Configure a default generator to avoid passing it to every LLM check:

from giskard.agents.generators import Generator
from giskard.checks import set_default_generator

set_default_generator(Generator(model="openai/gpt-4"))

Output Format

LLM checks expect the model to return structured output with:

passed (bool): Whether the check passed
reason (str, optional): Explanation of the result

The BaseLLMCheck automatically parses this structure into a CheckResult.

`LLMCheckResult`

Default result model for LLM-based checks.

Module: giskard.checks.judges.base

Attributes

Attribute	Type	Description
`passed`	`bool`	Whether the check passed
`reason`	`str \| None`	Optional explanation for the result

This is the structured output format expected from the LLM when using BaseLLMCheck.

`Groundedness`

Validates that answers are grounded in provided context documents.

Module: giskard.checks.judges.groundedness

Description

Uses an LLM to determine if an answer is properly supported by the given context. This is crucial for RAG (Retrieval-Augmented Generation) systems to ensure responses don’t hallucinate information not present in the retrieved documents.

Attributes

Attribute	Type	Default	Description
`answer`	`str \| None`	`None`	The answer text to evaluate
`answer_key`	`str`	`"trace.last.outputs"`	JSONPath to extract answer from trace
`context`	`str \| list[str] \| None`	`None`	Context document(s) that should support the answer
`context_key`	`str`	`"trace.last.metadata.context"`	JSONPath to extract context from trace
`generator`	`BaseGenerator \| None`	`None`	LLM generator for evaluation

Usage

Static values:

from giskard.checks import Groundedness
from giskard.agents.generators import Generator

check = Groundedness(
    answer="The Eiffel Tower is in Paris.",
    context=["Paris is the capital of France.", "The Eiffel Tower is a famous landmark."],
    generator=Generator(model="openai/gpt-4")
)

Extracting from trace:

check = Groundedness(
    answer_key="trace.last.outputs.answer",
    context_key="trace.last.metadata.retrieved_docs",
    generator=Generator(model="openai/gpt-4")
)

# Run against a trace
result = await check.run(trace)

`Conformity`

Validates that interactions conform to a specified rule or requirement.

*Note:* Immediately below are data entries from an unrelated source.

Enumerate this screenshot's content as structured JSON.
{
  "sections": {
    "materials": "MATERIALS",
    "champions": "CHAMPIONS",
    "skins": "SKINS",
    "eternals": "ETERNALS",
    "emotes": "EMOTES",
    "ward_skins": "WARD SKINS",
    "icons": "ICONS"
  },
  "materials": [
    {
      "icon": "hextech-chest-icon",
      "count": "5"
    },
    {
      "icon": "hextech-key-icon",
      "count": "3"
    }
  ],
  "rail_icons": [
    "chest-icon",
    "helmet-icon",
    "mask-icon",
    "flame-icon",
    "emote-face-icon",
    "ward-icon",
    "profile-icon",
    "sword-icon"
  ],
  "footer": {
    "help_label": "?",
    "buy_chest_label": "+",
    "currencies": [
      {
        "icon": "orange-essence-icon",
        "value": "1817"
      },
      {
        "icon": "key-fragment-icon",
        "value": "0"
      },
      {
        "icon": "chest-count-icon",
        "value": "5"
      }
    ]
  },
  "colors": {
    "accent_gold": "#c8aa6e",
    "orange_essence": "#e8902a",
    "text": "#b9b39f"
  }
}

Module: giskard.checks.judges.conformity

Description

Uses an LLM to evaluate whether an interaction (inputs, outputs, and metadata) conforms to a given rule. The rule supports Jinja2 templating, allowing for dynamic rules that reference trace data.

Attributes

Attribute	Type	Description
`rule`	`str`	The conformity rule to evaluate. Supports Jinja2 templating with access to the trace object
`generator`	`BaseGenerator \| None`	LLM generator for evaluation (falls back to default)

Usage

Static rule:

from giskard.checks import Conformity
from giskard.agents.generators import Generator

check = Conformity(
    rule="The response must be professional and polite",
    generator=Generator(model="openai/gpt-4")
)

Dynamic rule with templating:

check = Conformity(
    rule="The response must contain the keywords '{{ trace.last.inputs.required_keywords }}' and be concise",
    generator=Generator(model="openai/gpt-4")
)

# The rule is rendered at runtime with access to trace data
result = await check.run(trace)

Accessing different trace elements:

# Reference inputs
check = Conformity(
    rule="Respond to the user's query: '{{ trace.last.inputs }}'"
)

# Reference metadata
check = Conformity(
    rule="Use a {{ trace.last.metadata.tone }} tone in the response"
)

# Reference earlier interactions
check = Conformity(
    rule="Build upon the previous answer: '{{ trace.interactions[-2].outputs }}'"
)

`LLMJudge`

General-purpose LLM-based validation with custom prompts.

Module: giskard.checks.judges.judge

Description

The most flexible LLM check that allows you to define completely custom evaluation logic through prompts. Use this when the specialized checks (Groundedness, Conformity) don’t fit your needs.

Attributes

Attribute	Type	Description
`prompt`	`str \| None`	Inline prompt content with Jinja2 templating support
`prompt_path`	`str \| None`	Path to a template file (e.g., `"checks::my_template.j2"`)
`generator`	`BaseGenerator \| None`	LLM generator for evaluation

Usage

Inline prompt:

from giskard.checks import LLMJudge
from giskard.agents.generators import Generator

check = LLMJudge(
    prompt="""
    Evaluate if the response is helpful and accurate.

    User Input: {{ trace.last.inputs }}
    AI Response: {{ trace.last.outputs }}

    Return passed=true if the response is helpful and accurate,
    passed=false otherwise. Provide a reason for your decision.
    """,
    generator=Generator(model="openai/gpt-4")
)

Template file:

# First, create a template file at templates/checks/safety.j2
check = LLMJudge(
    prompt_path="checks::safety.j2",
    generator=Generator(model="openai/gpt-4")
)

Complex evaluation:

check = LLMJudge(
    prompt="""
    Evaluate the multi-turn conversation quality.

    Conversation history:
    {% for interaction in trace.interactions %}
    User: {{ interaction.inputs }}
    Assistant: {{ interaction.outputs }}
    {% endfor %}

    Criteria:
    1. Consistency across turns
    2. Relevant responses
    3. Professional tone

    Return passed=true if all criteria are met, passed=false otherwise.
    Include specific reasons for any failures.
    """,
    generator=Generator(model="openai/gpt-4")
)

Template Variables

The following variables are available in prompts:

Variable	Description
`trace`	Full trace object with all interactions
`trace.interactions`	List of all interactions in order
`trace.last`	Most recent interaction (preferred)
`trace.last.inputs`	Inputs from the most recent interaction
`trace.last.outputs`	Outputs from the most recent interaction
`trace.last.metadata`	Metadata from the most recent interaction

`SemanticSimilarity`

Validate semantic similarity between outputs and expected content.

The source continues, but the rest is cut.